I tried following the staps given in this article Analyzing network packets with Wireshark, Elasticsearch, and Kibana | Elastic Blog to now avail.

Which actions do I need to take to reindex my output properly and get my imported data out of the field message?

Lou003 · June 15, 2023, 2:26pm

Hi everybody!

I had an idea on how to fix my problem, but I wanted to ask what your opinion is.

Would it be possible to rename via a pipeline fieldnames in the message, to already known ones by Elastic? So my theory being that Elastic would recognize these fieldnames as fieldnames instead of just text-based data. I am looking forward to your opinions.

warkolm · June 20, 2023, 4:46am

Can you share the various configs you have setup for this?

Lou003 · June 22, 2023, 8:49am

Hereby the configuration file for filebeat

filebeat.inputs: 

- input_type: log 

  paths: 

    - "path file"
  json.keys_under_root: true
  json.add_error_key: true

# =============================== Elastic Cloud ================================


# These settings simplify using Packetbeat with the Elastic Cloud (https://cloud.elastic.co/).

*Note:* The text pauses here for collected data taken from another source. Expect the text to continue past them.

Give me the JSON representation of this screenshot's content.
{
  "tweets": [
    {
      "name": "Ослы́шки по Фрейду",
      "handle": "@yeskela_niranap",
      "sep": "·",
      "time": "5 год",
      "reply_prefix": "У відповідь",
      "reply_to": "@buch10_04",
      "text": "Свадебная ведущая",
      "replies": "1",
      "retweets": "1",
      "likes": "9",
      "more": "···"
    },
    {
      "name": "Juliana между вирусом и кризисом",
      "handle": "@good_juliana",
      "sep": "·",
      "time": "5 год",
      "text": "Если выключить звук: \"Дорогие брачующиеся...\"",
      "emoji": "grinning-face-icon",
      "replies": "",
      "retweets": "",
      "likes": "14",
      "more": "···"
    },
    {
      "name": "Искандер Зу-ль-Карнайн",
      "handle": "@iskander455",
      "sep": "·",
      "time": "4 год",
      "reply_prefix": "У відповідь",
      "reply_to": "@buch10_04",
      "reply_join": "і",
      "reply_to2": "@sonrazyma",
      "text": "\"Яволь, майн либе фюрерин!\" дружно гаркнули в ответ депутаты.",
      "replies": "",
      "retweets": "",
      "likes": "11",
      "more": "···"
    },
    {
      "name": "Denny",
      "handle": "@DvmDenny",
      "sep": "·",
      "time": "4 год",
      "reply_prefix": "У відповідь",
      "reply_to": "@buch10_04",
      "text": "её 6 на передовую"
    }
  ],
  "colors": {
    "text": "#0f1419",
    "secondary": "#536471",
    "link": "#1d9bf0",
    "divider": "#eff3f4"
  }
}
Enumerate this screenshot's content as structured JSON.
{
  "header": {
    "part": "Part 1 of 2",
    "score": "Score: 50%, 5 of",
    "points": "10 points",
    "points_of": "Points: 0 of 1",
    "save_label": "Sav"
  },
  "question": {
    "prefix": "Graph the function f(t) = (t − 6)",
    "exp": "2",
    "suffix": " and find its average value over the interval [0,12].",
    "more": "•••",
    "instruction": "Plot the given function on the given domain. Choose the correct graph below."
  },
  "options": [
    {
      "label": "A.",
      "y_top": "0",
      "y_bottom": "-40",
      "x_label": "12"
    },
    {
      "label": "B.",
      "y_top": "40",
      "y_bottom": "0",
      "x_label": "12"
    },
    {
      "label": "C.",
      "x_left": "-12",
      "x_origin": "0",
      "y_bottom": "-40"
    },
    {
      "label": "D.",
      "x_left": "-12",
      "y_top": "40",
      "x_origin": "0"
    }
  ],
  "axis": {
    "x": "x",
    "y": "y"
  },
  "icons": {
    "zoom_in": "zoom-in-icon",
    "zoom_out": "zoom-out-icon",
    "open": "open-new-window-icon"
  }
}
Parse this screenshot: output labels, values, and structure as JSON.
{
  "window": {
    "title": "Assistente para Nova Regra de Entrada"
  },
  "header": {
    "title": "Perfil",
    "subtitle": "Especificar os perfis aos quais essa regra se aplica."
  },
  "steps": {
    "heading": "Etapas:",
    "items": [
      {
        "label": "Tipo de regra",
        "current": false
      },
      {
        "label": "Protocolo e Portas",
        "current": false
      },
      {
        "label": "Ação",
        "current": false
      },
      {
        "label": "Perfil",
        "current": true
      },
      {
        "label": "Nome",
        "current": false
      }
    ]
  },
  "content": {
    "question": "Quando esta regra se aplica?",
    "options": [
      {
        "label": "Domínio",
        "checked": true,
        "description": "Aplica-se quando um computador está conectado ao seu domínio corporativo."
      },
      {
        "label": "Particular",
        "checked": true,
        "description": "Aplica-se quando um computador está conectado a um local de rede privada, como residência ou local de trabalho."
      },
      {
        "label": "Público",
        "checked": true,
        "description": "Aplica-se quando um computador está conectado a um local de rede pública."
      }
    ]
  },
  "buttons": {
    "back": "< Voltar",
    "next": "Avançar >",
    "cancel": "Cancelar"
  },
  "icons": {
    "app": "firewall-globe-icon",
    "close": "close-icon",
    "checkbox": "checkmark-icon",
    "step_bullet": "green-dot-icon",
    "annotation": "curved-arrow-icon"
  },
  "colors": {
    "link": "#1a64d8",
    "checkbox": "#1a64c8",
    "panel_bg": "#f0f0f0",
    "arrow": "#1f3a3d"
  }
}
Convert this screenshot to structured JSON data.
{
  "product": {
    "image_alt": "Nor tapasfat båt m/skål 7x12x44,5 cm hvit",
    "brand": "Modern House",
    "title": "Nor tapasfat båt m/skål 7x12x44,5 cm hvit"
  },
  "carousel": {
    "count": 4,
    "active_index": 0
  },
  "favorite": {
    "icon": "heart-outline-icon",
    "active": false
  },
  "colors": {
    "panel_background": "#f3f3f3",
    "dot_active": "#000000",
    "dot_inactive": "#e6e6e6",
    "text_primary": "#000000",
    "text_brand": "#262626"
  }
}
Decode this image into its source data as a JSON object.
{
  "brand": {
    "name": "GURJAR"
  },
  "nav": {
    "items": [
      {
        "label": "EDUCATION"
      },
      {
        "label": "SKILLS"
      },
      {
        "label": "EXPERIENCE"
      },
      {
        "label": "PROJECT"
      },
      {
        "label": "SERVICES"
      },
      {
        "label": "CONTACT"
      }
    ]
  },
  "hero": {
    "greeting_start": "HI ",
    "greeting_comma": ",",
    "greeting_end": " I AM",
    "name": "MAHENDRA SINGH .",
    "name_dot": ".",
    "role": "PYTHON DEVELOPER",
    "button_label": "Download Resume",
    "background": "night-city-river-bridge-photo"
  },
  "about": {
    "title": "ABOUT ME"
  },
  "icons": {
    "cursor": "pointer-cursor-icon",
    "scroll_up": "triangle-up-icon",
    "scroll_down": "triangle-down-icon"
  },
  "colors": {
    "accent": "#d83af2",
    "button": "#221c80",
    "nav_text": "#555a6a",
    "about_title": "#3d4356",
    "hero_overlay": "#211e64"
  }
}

# The cloud.id setting overwrites the `output.elasticsearch.hosts` and
# `setup.kibana.host` options.
cloud.id: "cloudid"

# The cloud.auth setting overwrites the `output.elasticsearch.username` and
# `output.elasticsearch.password` settings. The format is `<user>:<pass>`.
cloud.auth: "user:ww"


output.elasticsearch:
pipeline: .rename ip.src as source.ip + geoip
output.elasticsearch.index: "test-%{[agent.version]}"
setup.template.name: "test"
setup.template.pattern: "test-%{[agent.version]}"

processors:
  - add_host_metadata:
      when.not.contains.tags: forwarded
  - add_cloud_metadata: ~
  - add_docker_metadata: ~
  - add_kubernetes_metadata: ~
  - decode_json_fields:
      fields: ["message"]
      process_array: false
      max_depth: 1
      target: ""
      overwrite_keys: false
      add_error_key: true

This is the configuration of the used pipeline

[
  {
    "dot_expander": {
      "field": "ip.src"
    }
  },
  {
    "rename": {
      "field": "ip.src",
      "target_field": "source.ip"
    }
  },
  {
    "geoip": {
      "field": "source.ip",
      "target_field": "source.nat.ip"
    }
  }
]

And hereby a snapshot of the imported data as seen in Kibana discover in JSON format

"\u0000{\u0000\"\u0000_\u0000i\u0000n\u0000d\u0000e\u0000x\u0000\"\u0000:\u0000\"\u0000p\u0000a\u0000c\u0000k\u0000e\u0000t\u0000s\u0000-\u00002\u00000\u00001\u00005\u0000-\u00000\u00007\u0000-\u00002\u00005\u0000\"\u0000,\u0000\"\u0000_\u0000t\u0000y\u0000p\u0000e\u0000\"\u0000:\u0000\"\u0000d\u0000o\u0000c\u0000\"\u0000,\u0000\"\u0000_\u0000s\u0000c\u0000o\u0000r\u0000e\u0000\"\u0000:\u0000n\u0000u\u0000l\u0000l\u0000,

system · July 20, 2023, 10:50am

This topic was automatically closed 28 days after the last reply. New replies are no longer allowed.